Scott Redding: Viel Lob für Most – und heftige Kritik
Ende April unterschrieben die Verantwortlichen in Most mit Promoter Dorna einen Fünf-Jahres-Vertrag für die Ausrichtung der Superbike-WM und ihrer Rahmenklassen. Ein so langfristiger Deal erlaubt Investitionen, für den ersten Event am zweiten August-Wochenende wurden rund 600.000 Euro in die Hand genommen, um die Rennstrecke zu modernisieren.

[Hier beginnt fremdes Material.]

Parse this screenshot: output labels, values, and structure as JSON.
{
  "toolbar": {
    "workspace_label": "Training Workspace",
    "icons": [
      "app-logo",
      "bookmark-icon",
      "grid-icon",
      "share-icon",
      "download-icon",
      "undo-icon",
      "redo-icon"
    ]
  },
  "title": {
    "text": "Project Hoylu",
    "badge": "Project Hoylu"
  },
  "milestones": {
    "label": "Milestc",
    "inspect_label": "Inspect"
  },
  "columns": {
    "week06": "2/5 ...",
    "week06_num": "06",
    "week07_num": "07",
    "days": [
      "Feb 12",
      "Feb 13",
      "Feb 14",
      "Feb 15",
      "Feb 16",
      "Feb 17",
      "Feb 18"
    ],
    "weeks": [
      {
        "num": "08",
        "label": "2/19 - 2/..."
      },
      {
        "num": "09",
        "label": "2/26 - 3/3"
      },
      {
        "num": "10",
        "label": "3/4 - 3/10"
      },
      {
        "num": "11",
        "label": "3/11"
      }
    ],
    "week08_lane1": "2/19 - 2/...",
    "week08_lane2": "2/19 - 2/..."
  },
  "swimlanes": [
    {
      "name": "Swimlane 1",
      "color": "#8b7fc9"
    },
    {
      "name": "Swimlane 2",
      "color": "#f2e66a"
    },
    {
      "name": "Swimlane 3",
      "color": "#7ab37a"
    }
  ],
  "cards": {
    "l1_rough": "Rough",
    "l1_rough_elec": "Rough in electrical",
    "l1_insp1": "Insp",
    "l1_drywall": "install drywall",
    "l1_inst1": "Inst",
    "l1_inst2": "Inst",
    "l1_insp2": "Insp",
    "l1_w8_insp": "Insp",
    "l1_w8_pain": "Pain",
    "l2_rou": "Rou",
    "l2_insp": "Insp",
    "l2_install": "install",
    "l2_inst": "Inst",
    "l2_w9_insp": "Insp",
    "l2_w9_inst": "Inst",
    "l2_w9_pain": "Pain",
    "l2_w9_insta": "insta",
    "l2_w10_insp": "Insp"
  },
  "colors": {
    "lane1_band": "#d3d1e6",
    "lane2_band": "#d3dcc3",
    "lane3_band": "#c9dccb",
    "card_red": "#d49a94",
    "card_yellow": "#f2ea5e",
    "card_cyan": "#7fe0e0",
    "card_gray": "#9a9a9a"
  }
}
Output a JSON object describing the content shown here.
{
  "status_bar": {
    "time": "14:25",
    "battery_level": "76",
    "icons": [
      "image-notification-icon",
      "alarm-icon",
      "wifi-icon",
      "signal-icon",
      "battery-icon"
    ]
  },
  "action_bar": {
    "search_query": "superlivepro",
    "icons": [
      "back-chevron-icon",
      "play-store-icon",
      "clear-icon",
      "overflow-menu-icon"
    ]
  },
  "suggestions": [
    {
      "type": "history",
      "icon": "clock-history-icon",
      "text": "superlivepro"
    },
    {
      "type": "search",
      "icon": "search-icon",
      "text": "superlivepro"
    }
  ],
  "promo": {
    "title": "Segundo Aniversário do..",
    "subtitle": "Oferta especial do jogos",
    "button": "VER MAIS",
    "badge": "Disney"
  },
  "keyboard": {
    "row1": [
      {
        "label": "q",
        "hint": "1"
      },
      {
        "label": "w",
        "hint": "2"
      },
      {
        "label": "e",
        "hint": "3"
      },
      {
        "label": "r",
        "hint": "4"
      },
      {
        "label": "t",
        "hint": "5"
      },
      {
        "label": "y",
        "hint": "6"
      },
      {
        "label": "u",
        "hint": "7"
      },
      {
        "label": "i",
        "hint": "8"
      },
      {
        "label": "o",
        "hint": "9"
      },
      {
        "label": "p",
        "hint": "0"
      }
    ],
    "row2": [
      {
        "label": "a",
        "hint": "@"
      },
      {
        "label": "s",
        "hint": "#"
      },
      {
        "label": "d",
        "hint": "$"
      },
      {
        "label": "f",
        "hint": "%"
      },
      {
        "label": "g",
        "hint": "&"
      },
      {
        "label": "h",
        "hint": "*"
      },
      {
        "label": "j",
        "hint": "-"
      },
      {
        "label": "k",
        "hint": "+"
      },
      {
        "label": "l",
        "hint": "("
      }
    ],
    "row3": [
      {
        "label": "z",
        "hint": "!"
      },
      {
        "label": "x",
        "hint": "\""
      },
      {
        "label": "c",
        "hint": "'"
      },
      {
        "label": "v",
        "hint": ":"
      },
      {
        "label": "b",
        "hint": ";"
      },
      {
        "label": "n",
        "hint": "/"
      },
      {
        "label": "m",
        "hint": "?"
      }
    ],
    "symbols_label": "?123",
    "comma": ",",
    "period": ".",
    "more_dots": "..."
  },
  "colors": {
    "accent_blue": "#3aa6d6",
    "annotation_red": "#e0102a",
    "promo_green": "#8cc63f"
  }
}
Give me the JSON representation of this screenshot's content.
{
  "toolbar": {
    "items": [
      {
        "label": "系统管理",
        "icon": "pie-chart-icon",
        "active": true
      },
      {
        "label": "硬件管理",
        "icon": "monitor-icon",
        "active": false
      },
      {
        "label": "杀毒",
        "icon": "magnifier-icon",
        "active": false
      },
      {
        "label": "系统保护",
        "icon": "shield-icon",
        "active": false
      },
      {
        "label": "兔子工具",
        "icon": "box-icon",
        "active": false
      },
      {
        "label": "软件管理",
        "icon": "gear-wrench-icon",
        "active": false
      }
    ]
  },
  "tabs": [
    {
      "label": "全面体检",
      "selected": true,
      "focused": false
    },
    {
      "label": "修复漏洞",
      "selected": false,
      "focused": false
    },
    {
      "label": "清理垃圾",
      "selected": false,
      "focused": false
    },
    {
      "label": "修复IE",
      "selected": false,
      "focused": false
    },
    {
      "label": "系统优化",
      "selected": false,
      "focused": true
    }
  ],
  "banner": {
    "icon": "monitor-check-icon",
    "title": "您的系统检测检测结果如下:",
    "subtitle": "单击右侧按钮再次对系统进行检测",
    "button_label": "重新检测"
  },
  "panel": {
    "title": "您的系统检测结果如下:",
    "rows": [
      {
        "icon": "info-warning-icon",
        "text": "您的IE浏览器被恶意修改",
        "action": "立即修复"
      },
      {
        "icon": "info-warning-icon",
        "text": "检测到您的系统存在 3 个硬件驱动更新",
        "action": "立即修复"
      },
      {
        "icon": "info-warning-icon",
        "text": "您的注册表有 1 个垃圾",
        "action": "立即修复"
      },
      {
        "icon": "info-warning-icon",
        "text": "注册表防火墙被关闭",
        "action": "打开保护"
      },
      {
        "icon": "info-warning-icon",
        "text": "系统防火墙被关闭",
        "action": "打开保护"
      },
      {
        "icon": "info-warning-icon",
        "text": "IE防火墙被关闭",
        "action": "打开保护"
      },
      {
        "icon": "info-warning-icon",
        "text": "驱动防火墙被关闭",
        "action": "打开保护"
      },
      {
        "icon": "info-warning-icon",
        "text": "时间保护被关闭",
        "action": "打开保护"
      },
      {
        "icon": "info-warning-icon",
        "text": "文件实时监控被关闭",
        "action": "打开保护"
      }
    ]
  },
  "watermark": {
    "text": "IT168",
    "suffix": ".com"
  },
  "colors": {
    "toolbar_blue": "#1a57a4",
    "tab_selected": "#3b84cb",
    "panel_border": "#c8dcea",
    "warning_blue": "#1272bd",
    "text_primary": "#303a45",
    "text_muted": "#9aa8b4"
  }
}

Unter anderem wurden auf der Start-Ziel-Geraden 200 Meter eines neuen, härteren Trinidad-Naturasphalts verlegt. Die restliche Strecke war seit 2015 über fünf Jahre hinweg frisch asphaltiert worden. Mehrere Auslaufzonen wurden verbreitert und mit insgesamt 4500 Tonnen Kies befüllt. An 22 Stellen wurden die Leitplanken mit Einlässen versehen, damit Bergungsfahrzeuge oder Krankenwagen möglichst kurze Wege haben. Aus Italien wurden 550 Meter Airfences eingekauft, für das SBK-Wochenende werden die Streckenmarkierungen neu lackiert, außerdem wird das Autodrom für die Zeitnahme in vier statt bislang zwei Sektoren unterteilt.
Trotz dieser Bemühungen und Verbesserungen gab es während und nach dem IDM-Wochenende Mitte Juni bezüglich der Sicherheit einige Kritik.
Vizeweltmeister Scott Redding war danach mit einer Ducati Panigale V4S bei einem Track-Day dabei und berichtete von seinen Erfahrungen. Mit 1:34er-Runden war der Engländer so schnell, wie die Besten der IDM im Qualifying.
«Das Streckenlayout ist sehr schön», lobte der siebenfache Laufsieger. «Die erste Schikane ist nicht eben großartig, aber okay, sie wollen die Geschwindigkeit vor der Linkskurve herunterbringen. Der Asphalt in der ersten Kurve ist völlig zerstört und es gibt null Grip. Sollte es nass sein, wird das zu einem Riesenproblem. Davon abgesehen ist die Strecke schön, sehr flüssig. Es gibt zwei Plätze, die sehr gefährlich sind: Dort ist man sehr schnell und es gibt kaum Auslaufzone bis zur Barriere. Selbst wenn du dort Airfences platzierst, werden die kaum helfen.»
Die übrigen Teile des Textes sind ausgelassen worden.